No matter your age or health condition, you never know what life may throw your way. Having a will can ensure that your property and interests that are in your possession upon your death are distributed according to your preferences. In order to have an effective will, the creator (commonly known as the testator) must (1) be 18 or older, (2) have the mental capacity to create a will, and (3) properly execute the will.
A properly executed will is (1) written, (2) signed by the testator, and (3) signed by two competent, disinterested witnesses, who have witnessed each other as well as the testator signing the will, and are not beneficiaries of it.
Wills can become contested for several reasons. While the following list describes some of the most common grounds, it is by no means exhaustive. If you think that you have been left out of a will (or any other instrument), because the maker was tricked, under duress, or incapacitated, we can help. A list of our successful probate cases where we were able to successfully obtain money for our clients in precisely these situations can be found here.
- Mistakes: there are countless possibilities for mistakes to occur-a testator may not realize that the document that he or she is signing is a will, the testator does not actually have ownership of an item included in the will, the testator leaves a potential beneficiary out of the will under an incorrect assumption that the individual is dead, etc.
- Ambiguities: these can occur on the face of the will (e.g., “A gets one-third-quarter of my estate”) or due to circumstance (e.g., “A who lives in Westerville gets my car and B who lives in Powell gets my house” when A actually lives in Powell and B lives in Westerville). In this circumstance, extrinsic evidence can generally be used to show the testator’s actual intent. However, you should always have a lawyer, who is well-versed in the rules of evidence, present your case to the probate court.
- Capacity: Generally, if the testator understands that the document he is signing is a will, knows that the effect of the document is to distribute his property upon death, knows the extent and nature of the property being subject to distribution, and knows the natural objects of his property (usually spouses, children, siblings, etc.), the testator possesses the requisite capacity. However, for someone who may have Alzheimer’s or dementia, this question becomes far less clear. Because the law generally presumes that a will is valid, the burden is on the challenger to prove by clear and convincing evidence that incapacity existed . An attorney can help you obtain medical records and disinterested witnesses to make your case.
- Undue Influence: this occurs when an individual improperly influences a testator to draft or change a will in a way to the point where it is not under the testator’s free will. Undue influence can manifest itself through threats, physical coercion, emotional coercion, and more.
- Fraud: even if an individual is competent, a testator may nevertheless transfer assets or modify estate-planning documents based on someone’s false material representation of facts. Upon a successful showing of fraud, the transactions or documents can be invalidated.
- Improper modifications and revocations: while a testator can change or revoke a will anytime before death, Ohio law contains several methods and formalities that govern this process.
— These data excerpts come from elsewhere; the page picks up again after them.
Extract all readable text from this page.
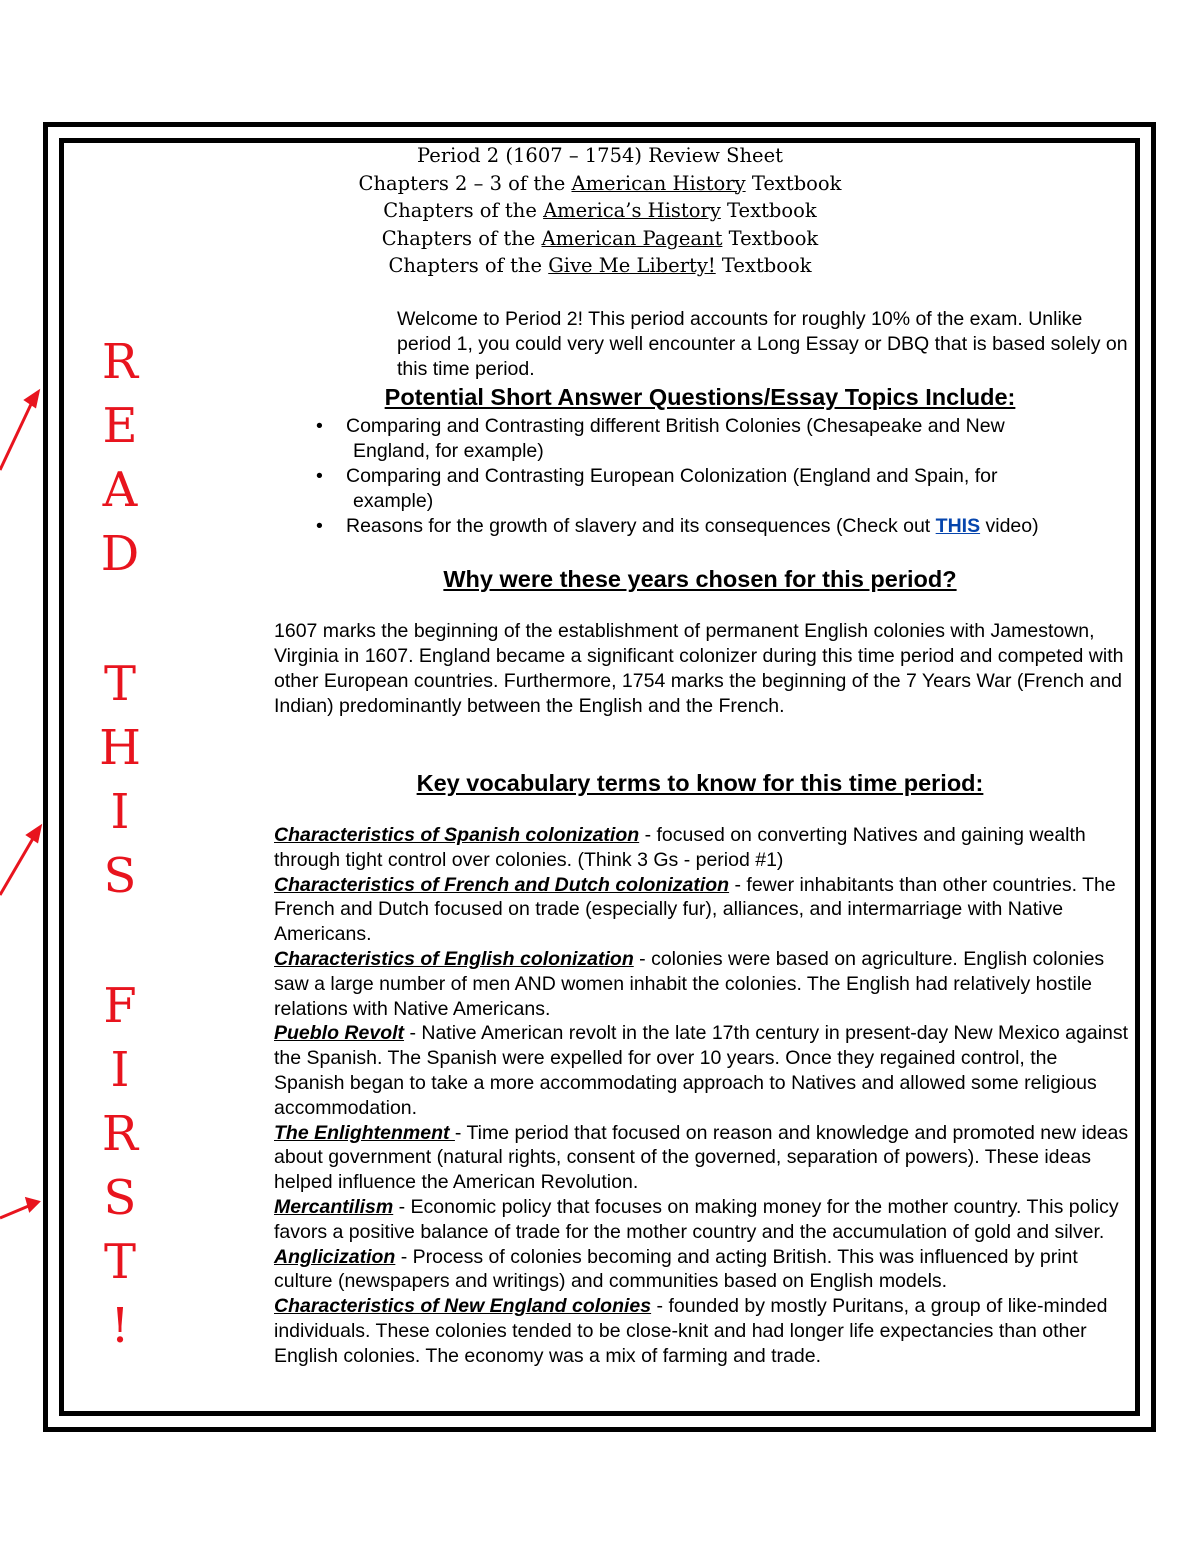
R
E
A
D
T
H
I
S
F
I
R
S
T
!
Period 2 (1607 – 1754) Review Sheet
Chapters 2 – 3 of the American History Textbook
Chapters of the America’s History Textbook
Chapters of the American Pageant Textbook
Chapters of the Give Me Liberty! Textbook
Welcome to Period 2! This period accounts for roughly 10% of the exam. Unlike period 1, you could very well encounter a Long Essay or DBQ that is based solely on this time period.
Potential Short Answer Questions/Essay Topics Include:
• Comparing and Contrasting different British Colonies (Chesapeake and New
England, for example)
• Comparing and Contrasting European Colonization (England and Spain, for
example)
• Reasons for the growth of slavery and its consequences (Check out THIS video)
Why were these years chosen for this period?
1607 marks the beginning of the establishment of permanent English colonies with Jamestown, Virginia in 1607. England became a significant colonizer during this time period and competed with other European countries. Furthermore, 1754 marks the beginning of the 7 Years War (French and Indian) predominantly between the English and the French.
Key vocabulary terms to know for this time period:
Characteristics of Spanish colonization - focused on converting Natives and gaining wealth through tight control over colonies. (Think 3 Gs - period #1)
Characteristics of French and Dutch colonization - fewer inhabitants than other countries. The French and Dutch focused on trade (especially fur), alliances, and intermarriage with Native Americans.
Characteristics of English colonization - colonies were based on agriculture. English colonies saw a large number of men AND women inhabit the colonies. The English had relatively hostile relations with Native Americans.
Pueblo Revolt - Native American revolt in the late 17th century in present-day New Mexico against the Spanish. The Spanish were expelled for over 10 years. Once they regained control, the Spanish began to take a more accommodating approach to Natives and allowed some religious accommodation.
The Enlightenment - Time period that focused on reason and knowledge and promoted new ideas about government (natural rights, consent of the governed, separation of powers). These ideas helped influence the American Revolution.
Mercantilism - Economic policy that focuses on making money for the mother country. This policy favors a positive balance of trade for the mother country and the accumulation of gold and silver.
Anglicization - Process of colonies becoming and acting British. This was influenced by print culture (newspapers and writings) and communities based on English models.
Characteristics of New England colonies - founded by mostly Puritans, a group of like-minded individuals. These colonies tended to be close-knit and had longer life expectancies than other English colonies. The economy was a mix of farming and trade.
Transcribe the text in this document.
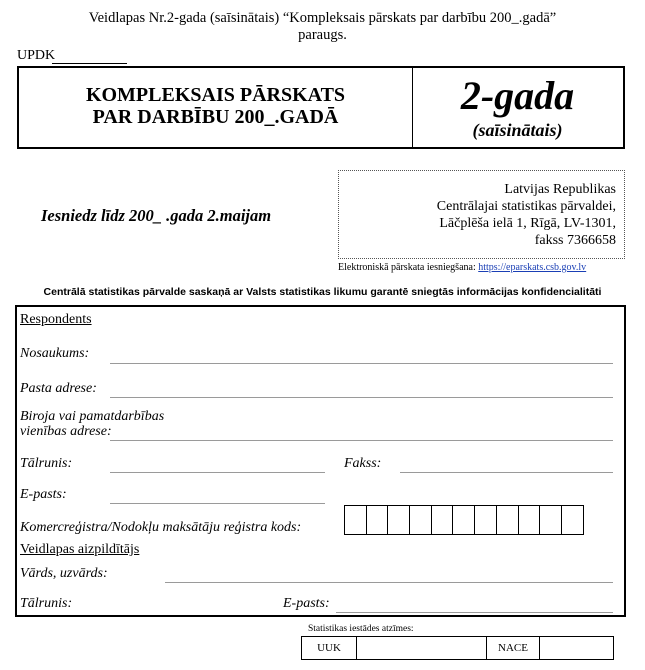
Veidlapas Nr.2-gada (saīsinātais) “Kompleksais pārskats par darbību 200_.gadā”
paraugs.
UPDK
KOMPLEKSAIS PĀRSKATS
PAR DARBĪBU 200_.GADĀ	2-gada
(saīsinātais)
Iesniedz līdz 200_ .gada 2.maijam
Latvijas Republikas
Centrālajai statistikas pārvaldei,
Lāčplēša ielā 1, Rīgā, LV-1301,
fakss 7366658
Elektroniskā pārskata iesniegšana: https://eparskats.csb.gov.lv
Centrālā statistikas pārvalde saskaņā ar Valsts statistikas likumu garantē sniegtās informācijas konfidencialitāti
Respondents
Nosaukums:
Pasta adrese:
Biroja vai pamatdarbības
vienības adrese:
Tālrunis:	Fakss:
E-pasts:
Komercreģistra/Nodokļu maksātāju reģistra kods:
Veidlapas aizpildītājs
Vārds, uzvārds:
Tālrunis:	E-pasts:
Statistikas iestādes atzīmes:
UUK	NACE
Revocations and codicils (additions or amendments to a will) must be properly executed with the same formalities as a will. Changed life circumstances (such as marriage, birth/adoption, or death) can partially revoke affected will provisions. Questions of what is properly revoked or revived can arise when a testator has made multiple amendments or revocations to the same will
- Improper administration of an estate (with or without a will):even if a will is properly created and executed, the risk of improper administration of an estate may still occur. Possible scenarios here include failure to include all of the assets, an administrator wrongfully withholding assets from its beneficiaries, or excluding a beneficiary and/or assets from the estate administration. Mike has brought lawsuits on behalf of our clients in all of these scenarios.
The laws in this area often change, and contain many nuances that are too extensive to discuss in a blog entry. When it comes to drafting, modifying, or contesting a will, we recommend enlisting the assistance of a lawyer to reduce the risk of mistakes, make sure that your actions are brought within the proper statute of limitations, and file all the appropriate paperwork with the court. With our record of success in probate litigation, we can thoroughly examine your will contests, advise you through every step of your dispute, and fight for what is rightfully yours.